她鑑定過,是個有價無市的寶貝,可惜查不出來源。
但可以肯定的是,對方的身份,絕對不是江曼薇口中的乞丐。
回國前,她打聽到江城有位古玩大師對這方面很精通,很有可能知道扳指的來歷。
他們約在今天見面。
手指婆娑着扳指,她默默祈禱,希望能找到扳指的主人吧。
黑色的邁巴赫內。
聞斯年雙眸微閉,腦海中卻在回憶着那張稚嫩的臉。
司機衝着後視鏡看了好幾眼,猶豫地開口道:「聞總,後面有輛出租車一直跟着我們。
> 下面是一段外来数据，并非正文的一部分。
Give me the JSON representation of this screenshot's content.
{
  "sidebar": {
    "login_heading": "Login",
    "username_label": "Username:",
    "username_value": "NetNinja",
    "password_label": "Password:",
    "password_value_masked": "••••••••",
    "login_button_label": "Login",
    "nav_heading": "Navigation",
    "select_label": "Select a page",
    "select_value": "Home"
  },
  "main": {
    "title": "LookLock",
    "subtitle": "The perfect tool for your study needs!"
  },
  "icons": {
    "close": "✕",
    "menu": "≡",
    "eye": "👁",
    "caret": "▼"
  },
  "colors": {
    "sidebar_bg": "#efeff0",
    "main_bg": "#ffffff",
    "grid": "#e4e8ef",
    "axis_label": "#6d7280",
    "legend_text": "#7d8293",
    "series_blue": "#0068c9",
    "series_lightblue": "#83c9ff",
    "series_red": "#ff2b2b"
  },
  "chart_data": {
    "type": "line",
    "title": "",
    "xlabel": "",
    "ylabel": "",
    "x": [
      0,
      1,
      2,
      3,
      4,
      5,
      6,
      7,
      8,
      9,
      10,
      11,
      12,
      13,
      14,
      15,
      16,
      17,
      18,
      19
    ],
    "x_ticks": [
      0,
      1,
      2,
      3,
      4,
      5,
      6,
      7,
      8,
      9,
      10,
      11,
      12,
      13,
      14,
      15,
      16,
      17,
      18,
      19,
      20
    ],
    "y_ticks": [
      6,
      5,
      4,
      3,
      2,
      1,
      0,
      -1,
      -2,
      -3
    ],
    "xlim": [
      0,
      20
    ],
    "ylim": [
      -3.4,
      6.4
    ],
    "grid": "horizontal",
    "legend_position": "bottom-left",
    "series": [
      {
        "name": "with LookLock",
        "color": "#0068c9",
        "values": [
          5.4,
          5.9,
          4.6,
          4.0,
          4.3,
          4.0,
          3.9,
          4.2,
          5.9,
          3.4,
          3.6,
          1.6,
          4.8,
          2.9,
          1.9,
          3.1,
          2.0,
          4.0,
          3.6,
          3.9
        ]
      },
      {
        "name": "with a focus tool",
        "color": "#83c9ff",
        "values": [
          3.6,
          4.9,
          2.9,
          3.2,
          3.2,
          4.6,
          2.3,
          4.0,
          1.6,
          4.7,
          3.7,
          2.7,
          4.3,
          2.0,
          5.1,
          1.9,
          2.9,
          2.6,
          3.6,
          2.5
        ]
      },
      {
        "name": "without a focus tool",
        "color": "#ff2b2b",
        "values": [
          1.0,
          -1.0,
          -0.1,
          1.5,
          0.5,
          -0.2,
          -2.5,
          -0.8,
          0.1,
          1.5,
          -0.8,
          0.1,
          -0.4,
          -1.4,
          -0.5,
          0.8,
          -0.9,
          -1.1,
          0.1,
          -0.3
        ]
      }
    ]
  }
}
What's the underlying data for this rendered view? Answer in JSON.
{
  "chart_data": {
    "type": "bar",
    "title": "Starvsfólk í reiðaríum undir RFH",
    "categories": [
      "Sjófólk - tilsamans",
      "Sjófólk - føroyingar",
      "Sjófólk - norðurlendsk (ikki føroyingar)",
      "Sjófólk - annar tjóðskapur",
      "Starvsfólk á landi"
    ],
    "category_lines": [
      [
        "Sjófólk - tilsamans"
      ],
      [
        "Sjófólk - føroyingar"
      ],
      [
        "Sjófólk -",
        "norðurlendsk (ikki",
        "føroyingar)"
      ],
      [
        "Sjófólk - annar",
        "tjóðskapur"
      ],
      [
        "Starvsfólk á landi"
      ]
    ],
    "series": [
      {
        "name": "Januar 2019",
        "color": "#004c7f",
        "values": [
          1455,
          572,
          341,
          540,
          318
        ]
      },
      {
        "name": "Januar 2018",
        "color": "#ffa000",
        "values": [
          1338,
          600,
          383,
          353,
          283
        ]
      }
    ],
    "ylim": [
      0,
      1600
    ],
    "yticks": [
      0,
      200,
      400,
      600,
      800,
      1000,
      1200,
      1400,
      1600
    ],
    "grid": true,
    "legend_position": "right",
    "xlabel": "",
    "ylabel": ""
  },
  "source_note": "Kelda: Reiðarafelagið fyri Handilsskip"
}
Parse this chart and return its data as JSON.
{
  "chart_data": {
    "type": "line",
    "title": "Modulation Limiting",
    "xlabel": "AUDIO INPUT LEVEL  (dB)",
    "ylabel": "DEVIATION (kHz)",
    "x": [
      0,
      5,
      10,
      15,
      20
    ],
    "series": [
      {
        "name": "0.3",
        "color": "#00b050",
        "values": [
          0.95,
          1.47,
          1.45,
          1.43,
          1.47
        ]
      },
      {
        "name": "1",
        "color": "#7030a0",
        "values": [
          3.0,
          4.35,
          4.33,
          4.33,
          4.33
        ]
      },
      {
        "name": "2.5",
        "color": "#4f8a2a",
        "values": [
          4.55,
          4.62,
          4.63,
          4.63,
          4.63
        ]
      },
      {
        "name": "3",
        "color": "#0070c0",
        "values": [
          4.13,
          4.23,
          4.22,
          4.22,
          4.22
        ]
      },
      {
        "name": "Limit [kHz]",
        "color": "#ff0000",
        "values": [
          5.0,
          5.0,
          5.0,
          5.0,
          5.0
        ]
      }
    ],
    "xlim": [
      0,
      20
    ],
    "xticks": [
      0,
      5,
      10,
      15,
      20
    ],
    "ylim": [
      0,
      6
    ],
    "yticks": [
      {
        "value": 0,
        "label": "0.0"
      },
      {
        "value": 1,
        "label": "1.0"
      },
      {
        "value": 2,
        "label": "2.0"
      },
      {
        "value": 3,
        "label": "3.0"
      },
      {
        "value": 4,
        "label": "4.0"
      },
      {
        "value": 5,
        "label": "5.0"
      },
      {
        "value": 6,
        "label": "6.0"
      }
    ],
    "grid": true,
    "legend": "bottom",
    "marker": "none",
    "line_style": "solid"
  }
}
」
他們要去的地方很偏僻,這個出租車卻一直窮追不舍,目的可見一斑。
聞斯年連睫毛都沒動一下,輕啓薄脣,漠然的開口:「甩開。」
「是。」
車子加速,很快便和出租車拉開了距離。
車子停在了一處隱蔽的古玩店門口,外面樹木掩映,一眼竟看不清裏面是什麼模樣。
聞斯年幾個閃身進了門。
坐在檀木桌後面的一位老師傅,推了推鼻樑上的玳瑁鏡:「聞先生,這是我最近收集到的帶有朱雀圖騰的扳指,你看看有沒有你尋找的那枚?」
聞斯年打開那個曾經打開過無數次的錦盒,目光一一掃過。
看完最後一枚,他眼中閃過落寞,「沒有。」
「你確定……它真的是丟了嗎?五年了,我幾乎將所有帶有朱雀圖騰的扳指搜集了個遍,都沒能找到你想要的那枚。」老師傅神色凝重的開口。
聞斯年沒有再開口,俊美的臉龐上取代了幾份陰鬱。
這枚扳指是祖母留下來的,對他來說有非比尋常的意義。
五年前,他被人算計,不小心跟一個女人一夜春宵。
事後,他把扳指落在了房間。
後來雖然找回了那個女孩子,但她卻說扳指丟了……
眼底閃過一抹黯色,他壓低聲音:「繼續找,一旦有消息,請務必及時通知我。」
說完,他拉開門,掀開門前的藤蔓,卻跟另一只伸過來的手碰了個正着。
女人的皮膚極白,在綠色植物的映襯之下,更染幾分不然纖塵的美。
這一眼比在機場見面時更加驚豔,他的心髒沒由來的漏了一拍,熟悉的感覺涌了上來。
「是你?」江初夏看見聞斯年,正感慨好巧,目光隨意一落,竟發現他手上居然戴着戒指,心口一滯!